Y llega un momento en el que el río inicia el tramo final que lo va a llevar al mar. El agua circula más lentamente y nos permite advertir que el camino recorrido hasta entonces lo hemos ido haciendo acompasadamente con nuestros seres queridos, que transcurre por lugares reiteradamente transitados y que se huele la cercanía del mar que, como dice el poeta, es el morir. Y cuando se está a punto de alcanzar la meta pienso que conviene que tengamos bien presentes dos cosas.
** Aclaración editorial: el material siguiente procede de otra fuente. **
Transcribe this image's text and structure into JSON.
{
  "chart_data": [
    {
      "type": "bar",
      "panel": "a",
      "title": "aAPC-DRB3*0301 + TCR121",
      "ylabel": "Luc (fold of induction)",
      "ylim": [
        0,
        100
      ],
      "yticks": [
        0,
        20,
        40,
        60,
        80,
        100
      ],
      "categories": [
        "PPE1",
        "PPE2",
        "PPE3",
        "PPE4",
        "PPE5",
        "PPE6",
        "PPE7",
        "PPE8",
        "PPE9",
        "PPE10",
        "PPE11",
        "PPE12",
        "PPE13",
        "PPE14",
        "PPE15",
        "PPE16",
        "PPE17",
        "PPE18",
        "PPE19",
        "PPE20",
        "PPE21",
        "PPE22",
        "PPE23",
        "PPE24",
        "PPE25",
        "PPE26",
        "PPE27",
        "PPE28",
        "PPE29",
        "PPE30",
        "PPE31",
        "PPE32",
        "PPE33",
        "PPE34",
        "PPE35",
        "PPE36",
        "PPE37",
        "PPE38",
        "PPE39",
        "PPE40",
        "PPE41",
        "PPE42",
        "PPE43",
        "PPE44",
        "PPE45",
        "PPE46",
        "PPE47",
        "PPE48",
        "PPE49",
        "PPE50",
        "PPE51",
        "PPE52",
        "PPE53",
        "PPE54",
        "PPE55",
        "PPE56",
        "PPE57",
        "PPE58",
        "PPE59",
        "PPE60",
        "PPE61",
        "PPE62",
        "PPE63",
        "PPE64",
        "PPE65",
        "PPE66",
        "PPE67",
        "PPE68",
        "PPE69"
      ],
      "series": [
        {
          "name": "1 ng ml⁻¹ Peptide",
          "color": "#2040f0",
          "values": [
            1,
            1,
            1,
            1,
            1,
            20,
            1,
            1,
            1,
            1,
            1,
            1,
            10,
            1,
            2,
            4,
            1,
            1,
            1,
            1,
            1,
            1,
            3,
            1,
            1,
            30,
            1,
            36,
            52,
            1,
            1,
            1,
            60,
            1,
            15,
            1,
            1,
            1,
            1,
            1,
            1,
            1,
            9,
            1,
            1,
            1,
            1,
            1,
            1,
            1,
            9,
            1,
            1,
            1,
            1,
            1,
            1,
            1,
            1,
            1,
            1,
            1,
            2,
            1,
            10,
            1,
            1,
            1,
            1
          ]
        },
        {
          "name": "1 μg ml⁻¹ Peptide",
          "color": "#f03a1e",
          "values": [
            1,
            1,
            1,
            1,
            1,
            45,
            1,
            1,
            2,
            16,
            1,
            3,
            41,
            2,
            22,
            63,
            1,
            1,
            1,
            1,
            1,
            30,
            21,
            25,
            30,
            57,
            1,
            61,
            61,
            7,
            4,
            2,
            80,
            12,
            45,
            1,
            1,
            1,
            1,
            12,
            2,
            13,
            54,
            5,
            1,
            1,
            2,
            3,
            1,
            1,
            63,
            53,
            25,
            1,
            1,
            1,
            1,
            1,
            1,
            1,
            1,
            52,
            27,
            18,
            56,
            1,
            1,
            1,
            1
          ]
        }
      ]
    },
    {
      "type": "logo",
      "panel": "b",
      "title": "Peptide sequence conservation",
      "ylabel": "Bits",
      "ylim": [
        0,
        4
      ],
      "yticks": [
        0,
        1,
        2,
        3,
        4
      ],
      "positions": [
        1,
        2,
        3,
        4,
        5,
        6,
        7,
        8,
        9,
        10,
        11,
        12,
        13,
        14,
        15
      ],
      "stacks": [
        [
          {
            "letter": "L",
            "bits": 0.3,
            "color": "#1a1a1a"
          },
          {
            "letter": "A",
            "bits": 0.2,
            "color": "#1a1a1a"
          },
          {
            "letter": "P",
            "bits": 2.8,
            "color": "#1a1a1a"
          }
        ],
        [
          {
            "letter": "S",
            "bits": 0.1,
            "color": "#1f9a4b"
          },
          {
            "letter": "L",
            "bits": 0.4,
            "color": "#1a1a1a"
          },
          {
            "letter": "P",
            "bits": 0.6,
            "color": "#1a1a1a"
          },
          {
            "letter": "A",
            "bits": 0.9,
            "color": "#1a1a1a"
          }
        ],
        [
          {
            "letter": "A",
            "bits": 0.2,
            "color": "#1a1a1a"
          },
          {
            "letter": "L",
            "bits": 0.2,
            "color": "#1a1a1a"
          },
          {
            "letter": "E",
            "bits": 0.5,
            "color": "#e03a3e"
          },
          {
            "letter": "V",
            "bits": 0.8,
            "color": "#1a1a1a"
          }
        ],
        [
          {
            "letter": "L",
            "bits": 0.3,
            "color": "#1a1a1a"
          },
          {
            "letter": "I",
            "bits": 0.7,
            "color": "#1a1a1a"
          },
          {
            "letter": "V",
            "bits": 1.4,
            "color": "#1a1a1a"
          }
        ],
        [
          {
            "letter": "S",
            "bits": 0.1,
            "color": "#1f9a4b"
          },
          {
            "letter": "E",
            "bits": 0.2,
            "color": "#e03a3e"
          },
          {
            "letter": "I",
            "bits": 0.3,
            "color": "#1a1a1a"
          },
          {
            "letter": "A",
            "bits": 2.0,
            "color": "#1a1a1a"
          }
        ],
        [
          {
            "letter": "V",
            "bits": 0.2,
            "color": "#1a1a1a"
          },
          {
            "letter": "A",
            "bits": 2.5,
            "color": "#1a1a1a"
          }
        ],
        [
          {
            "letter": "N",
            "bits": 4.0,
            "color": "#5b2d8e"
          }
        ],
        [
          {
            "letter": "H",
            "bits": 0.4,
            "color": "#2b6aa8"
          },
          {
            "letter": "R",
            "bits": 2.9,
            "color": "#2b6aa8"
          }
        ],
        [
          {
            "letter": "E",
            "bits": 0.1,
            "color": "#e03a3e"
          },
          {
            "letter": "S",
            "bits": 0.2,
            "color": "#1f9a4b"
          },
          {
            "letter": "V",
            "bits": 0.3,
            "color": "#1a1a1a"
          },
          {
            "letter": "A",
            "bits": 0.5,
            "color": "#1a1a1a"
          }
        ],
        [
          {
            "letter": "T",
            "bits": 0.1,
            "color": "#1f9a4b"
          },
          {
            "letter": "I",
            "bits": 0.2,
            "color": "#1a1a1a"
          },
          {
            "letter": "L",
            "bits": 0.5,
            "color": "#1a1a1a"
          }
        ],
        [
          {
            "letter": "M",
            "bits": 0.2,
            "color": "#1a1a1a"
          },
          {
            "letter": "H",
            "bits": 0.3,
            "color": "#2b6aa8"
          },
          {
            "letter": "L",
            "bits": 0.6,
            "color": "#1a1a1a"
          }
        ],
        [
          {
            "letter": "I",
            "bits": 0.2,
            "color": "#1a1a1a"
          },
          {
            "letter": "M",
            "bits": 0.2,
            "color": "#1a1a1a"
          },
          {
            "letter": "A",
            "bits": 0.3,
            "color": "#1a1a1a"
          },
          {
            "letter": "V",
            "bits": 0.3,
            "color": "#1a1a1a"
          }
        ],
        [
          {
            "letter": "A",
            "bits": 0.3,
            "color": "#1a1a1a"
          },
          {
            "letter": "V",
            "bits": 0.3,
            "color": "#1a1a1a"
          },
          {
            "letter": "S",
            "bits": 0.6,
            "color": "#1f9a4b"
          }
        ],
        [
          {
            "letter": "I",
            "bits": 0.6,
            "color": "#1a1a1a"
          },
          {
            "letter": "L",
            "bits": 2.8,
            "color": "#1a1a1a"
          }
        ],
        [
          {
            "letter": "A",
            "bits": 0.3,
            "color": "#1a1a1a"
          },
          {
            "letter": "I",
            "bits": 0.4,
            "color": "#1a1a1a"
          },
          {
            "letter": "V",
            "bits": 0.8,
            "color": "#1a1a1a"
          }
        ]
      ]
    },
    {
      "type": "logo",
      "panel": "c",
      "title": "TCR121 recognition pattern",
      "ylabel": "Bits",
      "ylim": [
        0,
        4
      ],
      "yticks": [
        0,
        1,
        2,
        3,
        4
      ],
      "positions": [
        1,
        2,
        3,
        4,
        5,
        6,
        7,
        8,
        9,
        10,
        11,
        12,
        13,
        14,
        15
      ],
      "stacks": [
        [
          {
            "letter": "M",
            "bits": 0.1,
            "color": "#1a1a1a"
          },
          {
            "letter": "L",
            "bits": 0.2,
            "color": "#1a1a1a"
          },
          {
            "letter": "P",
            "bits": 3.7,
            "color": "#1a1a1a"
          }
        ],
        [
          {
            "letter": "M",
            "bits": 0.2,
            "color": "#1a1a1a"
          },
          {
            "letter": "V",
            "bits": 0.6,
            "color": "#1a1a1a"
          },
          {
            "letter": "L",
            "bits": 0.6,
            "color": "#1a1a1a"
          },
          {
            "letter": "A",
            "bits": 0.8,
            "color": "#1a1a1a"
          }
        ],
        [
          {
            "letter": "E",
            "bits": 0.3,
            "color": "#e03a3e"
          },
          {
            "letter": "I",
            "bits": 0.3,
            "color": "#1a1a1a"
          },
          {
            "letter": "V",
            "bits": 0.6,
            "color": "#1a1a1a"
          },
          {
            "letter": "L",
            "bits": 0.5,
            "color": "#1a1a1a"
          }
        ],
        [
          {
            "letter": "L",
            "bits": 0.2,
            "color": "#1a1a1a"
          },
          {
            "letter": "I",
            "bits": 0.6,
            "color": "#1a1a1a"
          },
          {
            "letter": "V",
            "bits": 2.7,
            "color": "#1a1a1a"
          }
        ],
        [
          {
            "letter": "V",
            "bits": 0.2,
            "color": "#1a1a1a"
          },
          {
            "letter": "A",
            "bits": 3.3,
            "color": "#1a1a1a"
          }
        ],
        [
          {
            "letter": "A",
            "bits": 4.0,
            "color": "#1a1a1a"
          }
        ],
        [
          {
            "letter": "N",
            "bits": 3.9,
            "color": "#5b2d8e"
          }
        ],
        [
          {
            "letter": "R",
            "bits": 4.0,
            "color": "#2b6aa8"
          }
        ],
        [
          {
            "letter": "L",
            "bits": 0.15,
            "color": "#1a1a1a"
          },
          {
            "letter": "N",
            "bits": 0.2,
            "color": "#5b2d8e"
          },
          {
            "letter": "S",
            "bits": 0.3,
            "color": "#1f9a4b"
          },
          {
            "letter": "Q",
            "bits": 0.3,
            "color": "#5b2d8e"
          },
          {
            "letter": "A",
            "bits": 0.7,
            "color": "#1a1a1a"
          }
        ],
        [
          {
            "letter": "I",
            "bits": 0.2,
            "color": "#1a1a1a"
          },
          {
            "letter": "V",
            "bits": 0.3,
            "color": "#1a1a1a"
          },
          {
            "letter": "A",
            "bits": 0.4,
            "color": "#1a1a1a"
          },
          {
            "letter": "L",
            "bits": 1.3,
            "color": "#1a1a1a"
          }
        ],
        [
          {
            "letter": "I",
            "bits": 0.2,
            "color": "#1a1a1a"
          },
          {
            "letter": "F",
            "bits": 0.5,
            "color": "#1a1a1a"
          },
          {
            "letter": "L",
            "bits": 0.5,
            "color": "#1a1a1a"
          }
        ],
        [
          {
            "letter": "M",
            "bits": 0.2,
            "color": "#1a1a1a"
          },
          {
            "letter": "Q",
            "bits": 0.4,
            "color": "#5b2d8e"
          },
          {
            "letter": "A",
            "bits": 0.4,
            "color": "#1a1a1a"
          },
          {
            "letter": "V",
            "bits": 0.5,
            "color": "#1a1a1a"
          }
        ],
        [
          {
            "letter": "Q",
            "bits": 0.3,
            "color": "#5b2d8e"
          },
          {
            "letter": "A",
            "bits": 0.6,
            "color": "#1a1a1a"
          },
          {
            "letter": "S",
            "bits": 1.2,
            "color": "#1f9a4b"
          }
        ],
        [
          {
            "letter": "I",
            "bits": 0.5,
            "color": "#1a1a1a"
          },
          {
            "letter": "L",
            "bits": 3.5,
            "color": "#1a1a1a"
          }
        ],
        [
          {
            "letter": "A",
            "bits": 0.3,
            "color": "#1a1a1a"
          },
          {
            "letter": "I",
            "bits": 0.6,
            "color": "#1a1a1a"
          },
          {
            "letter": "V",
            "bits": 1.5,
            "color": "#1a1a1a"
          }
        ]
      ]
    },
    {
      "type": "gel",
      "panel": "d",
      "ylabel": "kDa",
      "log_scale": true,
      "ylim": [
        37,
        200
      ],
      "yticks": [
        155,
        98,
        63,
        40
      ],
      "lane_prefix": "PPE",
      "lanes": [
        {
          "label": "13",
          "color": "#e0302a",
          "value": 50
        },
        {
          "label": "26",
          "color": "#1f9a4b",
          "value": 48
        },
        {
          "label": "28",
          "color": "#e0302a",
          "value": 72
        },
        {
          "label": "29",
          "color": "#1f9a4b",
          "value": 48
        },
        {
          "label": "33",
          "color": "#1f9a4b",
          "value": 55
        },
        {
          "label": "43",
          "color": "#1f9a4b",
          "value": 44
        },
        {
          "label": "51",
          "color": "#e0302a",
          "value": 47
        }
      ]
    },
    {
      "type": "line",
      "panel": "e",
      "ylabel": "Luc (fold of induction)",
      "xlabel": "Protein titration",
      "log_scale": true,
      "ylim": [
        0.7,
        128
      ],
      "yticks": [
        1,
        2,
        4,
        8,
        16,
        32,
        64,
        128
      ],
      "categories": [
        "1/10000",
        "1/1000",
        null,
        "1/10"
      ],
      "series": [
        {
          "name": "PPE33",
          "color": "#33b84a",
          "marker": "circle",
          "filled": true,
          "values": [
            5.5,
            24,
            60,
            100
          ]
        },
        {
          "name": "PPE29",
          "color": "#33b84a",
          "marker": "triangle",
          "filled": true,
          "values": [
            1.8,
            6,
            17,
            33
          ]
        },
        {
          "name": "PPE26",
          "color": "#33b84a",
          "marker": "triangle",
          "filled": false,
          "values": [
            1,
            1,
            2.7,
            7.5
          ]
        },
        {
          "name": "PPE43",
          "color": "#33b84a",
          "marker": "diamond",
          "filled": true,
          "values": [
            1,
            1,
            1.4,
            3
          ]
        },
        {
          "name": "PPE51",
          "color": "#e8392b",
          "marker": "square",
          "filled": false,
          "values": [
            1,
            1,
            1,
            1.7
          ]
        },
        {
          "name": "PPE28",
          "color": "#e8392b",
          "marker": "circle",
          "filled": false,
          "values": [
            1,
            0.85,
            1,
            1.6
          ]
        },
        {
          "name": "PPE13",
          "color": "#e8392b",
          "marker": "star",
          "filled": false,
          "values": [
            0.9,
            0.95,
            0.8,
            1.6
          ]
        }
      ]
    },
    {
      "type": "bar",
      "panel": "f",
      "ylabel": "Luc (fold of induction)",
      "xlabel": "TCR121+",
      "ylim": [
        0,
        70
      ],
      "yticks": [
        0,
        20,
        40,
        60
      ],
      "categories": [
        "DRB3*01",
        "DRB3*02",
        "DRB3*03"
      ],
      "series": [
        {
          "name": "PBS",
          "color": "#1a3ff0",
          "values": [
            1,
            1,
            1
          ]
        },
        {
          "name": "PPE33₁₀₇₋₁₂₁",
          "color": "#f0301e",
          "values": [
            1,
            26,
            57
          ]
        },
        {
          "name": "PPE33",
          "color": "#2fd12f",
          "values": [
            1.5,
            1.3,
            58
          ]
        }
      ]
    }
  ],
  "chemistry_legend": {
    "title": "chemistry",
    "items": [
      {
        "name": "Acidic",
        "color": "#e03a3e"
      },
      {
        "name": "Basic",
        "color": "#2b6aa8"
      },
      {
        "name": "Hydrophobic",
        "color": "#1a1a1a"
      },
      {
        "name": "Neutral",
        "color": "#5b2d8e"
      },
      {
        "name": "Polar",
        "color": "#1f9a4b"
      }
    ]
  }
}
La primera es que muchos de los afluentes que inundaron nuestras vidas, vivificándolas, nos han abandonado, han ido a parar a la mar, ya descansan en el mar eterno, porque como escribió Antonio Gala la vida es un rumor de manos diciendo adiós. Y la segunda es que la mayoría de las cosas se consiguen antes no por correr más deprisa, sino por avanzar más sabiamente. Por eso, no se trata de acelerar el ritmo, sino de acomodarlo al movimiento conjuntado del cuerpo longevo con el alma experimentada.

Es por todo lo que antecede por lo que me atrevo a afirmar que las vidas de cada uno de nosotros son los ríos, pero también sus afluentes, yendo toda esa agua acaudalada la que va a dar en la mar, que es el morir. Y agrego que el caudal de cada una de nuestras vidas-río será tanto más completo y copioso cuanto más repletos y abundantes hayan sido sus afluentes.